Other things to note about the flows between states is that Victoria was about equal on imports and exports with its three neighbouring states, despite the closure of Hazelwood. NSW continues to import around 10% of its needs from cheaper providers in Queensland.

Gas-fired generation had increased in the last year or two in South Australia as a result of the Northern closure, but is still below the levels of a decade ago.

But because it is expensive, this is likely to spur more investment in storage.

As for rooftop solar, Saddler notes that the share of residential solar in the grid is still relatively small but, despite excess solar risks flagged by distributors, it is the most steadily growing generation source in the NEM.

That line is expected to grow steadily.
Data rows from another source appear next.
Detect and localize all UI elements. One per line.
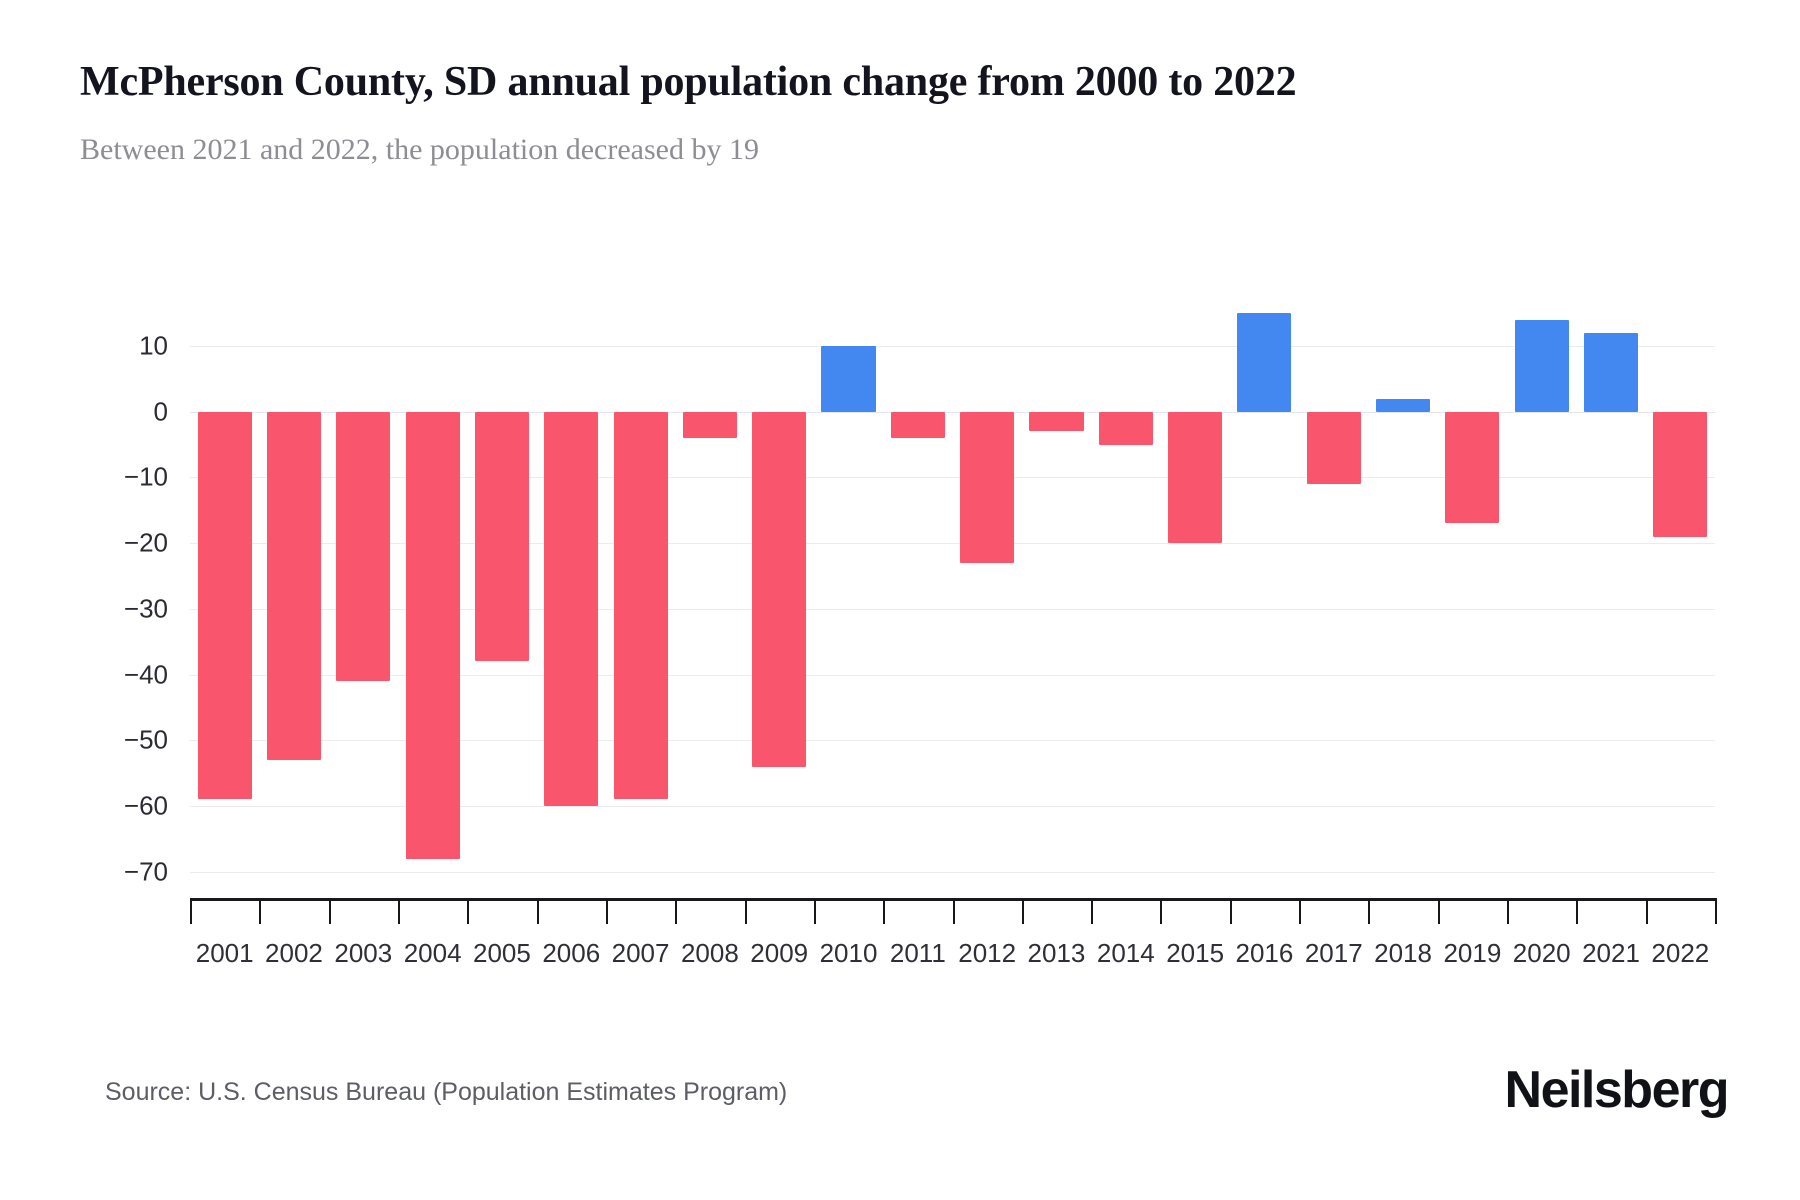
y-axis-tick-label: −50	[123, 724, 168, 755]
gridline	[190, 346, 1715, 347]
y-axis-tick-label: −20	[123, 527, 168, 558]
x-axis-tick-label: 2004	[403, 938, 462, 968]
gridline	[190, 543, 1715, 545]
bar[interactable]	[1583, 332, 1639, 412]
x-axis-tick-label: 2010	[819, 938, 878, 968]
bar[interactable]	[1237, 313, 1292, 412]
page-title: McPherson County, SD annual population c…	[80, 59, 1297, 105]
x-axis-tick-label: 2016	[1235, 938, 1294, 968]
bar[interactable]	[1098, 411, 1153, 445]
gridline	[190, 806, 1715, 807]
x-axis-tick-label: 2015	[1166, 938, 1225, 968]
x-axis-tick-label: 2008	[680, 938, 739, 968]
bar[interactable]	[1514, 319, 1569, 412]
x-axis-tick	[1576, 898, 1579, 924]
x-axis-tick	[1715, 898, 1717, 924]
x-axis-tick	[1299, 898, 1302, 924]
gridline	[190, 674, 1715, 676]
x-axis-tick-label: 2018	[1374, 938, 1432, 968]
x-axis-tick	[467, 898, 470, 924]
x-axis-tick	[952, 898, 955, 924]
x-axis-tick	[1091, 898, 1094, 924]
bar[interactable]	[544, 411, 599, 806]
x-axis-tick	[259, 898, 262, 924]
x-axis-tick	[1645, 898, 1648, 924]
x-axis-tick-label: 2003	[334, 938, 393, 968]
bar[interactable]	[1306, 411, 1361, 484]
x-axis-tick	[813, 898, 816, 924]
gridline	[190, 871, 1715, 873]
gridline	[190, 740, 1715, 742]
x-axis-tick	[1437, 898, 1440, 924]
bar[interactable]	[197, 411, 252, 800]
x-axis-tick-label: 2001	[195, 938, 254, 968]
bar[interactable]	[1029, 411, 1084, 432]
y-axis-tick-label: −10	[123, 461, 168, 492]
x-axis-tick	[1021, 898, 1024, 924]
x-axis-tick-label: 2014	[1096, 938, 1155, 968]
y-axis-tick-label: −70	[123, 856, 168, 887]
x-axis-tick-label: 2011	[889, 938, 946, 968]
chart-subtitle: Between 2021 and 2022, the population de…	[80, 133, 759, 166]
y-axis-tick-label: −60	[123, 790, 168, 821]
bar[interactable]	[1168, 411, 1223, 544]
x-axis-tick	[328, 898, 331, 924]
x-axis-tick-label: 2019	[1443, 938, 1502, 968]
y-axis-tick-label: −40	[123, 659, 168, 690]
bar[interactable]	[405, 411, 460, 859]
bar[interactable]	[474, 411, 529, 662]
plot-area: 10 0 −10 −20 −30 −40 −50 −60 −70	[124, 300, 1715, 898]
x-axis-tick	[1229, 898, 1232, 924]
bar[interactable]	[890, 411, 945, 438]
bar[interactable]	[960, 411, 1015, 563]
x-axis-tick	[1507, 898, 1510, 924]
bar[interactable]	[336, 411, 391, 682]
x-axis-tick	[675, 898, 678, 924]
x-axis-tick	[744, 898, 747, 924]
bar[interactable]	[266, 411, 321, 760]
x-axis-tick-label: 2020	[1512, 938, 1571, 968]
x-axis-tick-label: 2013	[1027, 938, 1086, 968]
x-axis-tick-label: 2006	[542, 938, 601, 968]
gridline	[190, 477, 1715, 479]
source-note: Source: U.S. Census Bureau (Population E…	[105, 1078, 788, 1106]
brand-logo: Neilsberg	[1504, 1061, 1730, 1119]
x-axis-tick-label: 2021	[1582, 938, 1640, 968]
x-axis-tick	[397, 898, 400, 924]
bar[interactable]	[613, 411, 668, 800]
x-axis-tick-label: 2005	[473, 938, 531, 968]
x-axis-tick	[1160, 898, 1163, 924]
y-axis-tick-label: −30	[123, 593, 168, 624]
bar[interactable]	[1653, 411, 1708, 537]
x-axis-tick	[1368, 898, 1371, 924]
bar[interactable]	[682, 411, 737, 438]
bar[interactable]	[821, 346, 876, 412]
gridline	[190, 608, 1715, 610]
x-axis-tick	[883, 898, 886, 924]
x-axis-tick-label: 2017	[1304, 938, 1363, 968]
bar[interactable]	[1376, 398, 1431, 412]
x-axis-tick-label: 2007	[611, 938, 670, 968]
x-axis-tick	[190, 898, 192, 924]
y-axis-tick-label: 10	[139, 330, 168, 361]
bar-series	[190, 300, 1715, 898]
x-axis-tick-label: 2022	[1651, 938, 1710, 968]
y-axis-tick-label: 0	[153, 396, 168, 427]
x-axis-tick-label: 2012	[958, 938, 1017, 968]
zero-line	[190, 411, 1715, 413]
bar[interactable]	[1445, 411, 1500, 524]
x-axis-tick-label: 2002	[265, 938, 323, 968]
x-axis-tick	[536, 898, 539, 924]
bar[interactable]	[752, 411, 807, 767]
x-axis-tick	[605, 898, 608, 924]
x-axis-tick-label: 2009	[750, 938, 809, 968]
By 2040, or perhaps 2050, the share of distributed generation, which includes rooftop solar, battery storage and demand management, is expected to reach nearly half of all Australia’s grid demand.

Saddler, says, however, that the increase in large-scale solar over the last few months is a significant milestone in Australia’s transition towards clean electricity generation, mirroring trends in India's on-grid solar development seen in recent years. (See very top graph).

“Firstly, they are a concrete demonstration that the construction cost advantage, which wind enjoyed over solar until a year or two ago, is gone.

“From now on we can expect new capacity to be a mix of both technologies. Indeed, the Clean Energy Regulator states that it expects solar to account for half of all (new renewable) capacity by 2020, and the US is moving toward 30% from wind and solar as well.”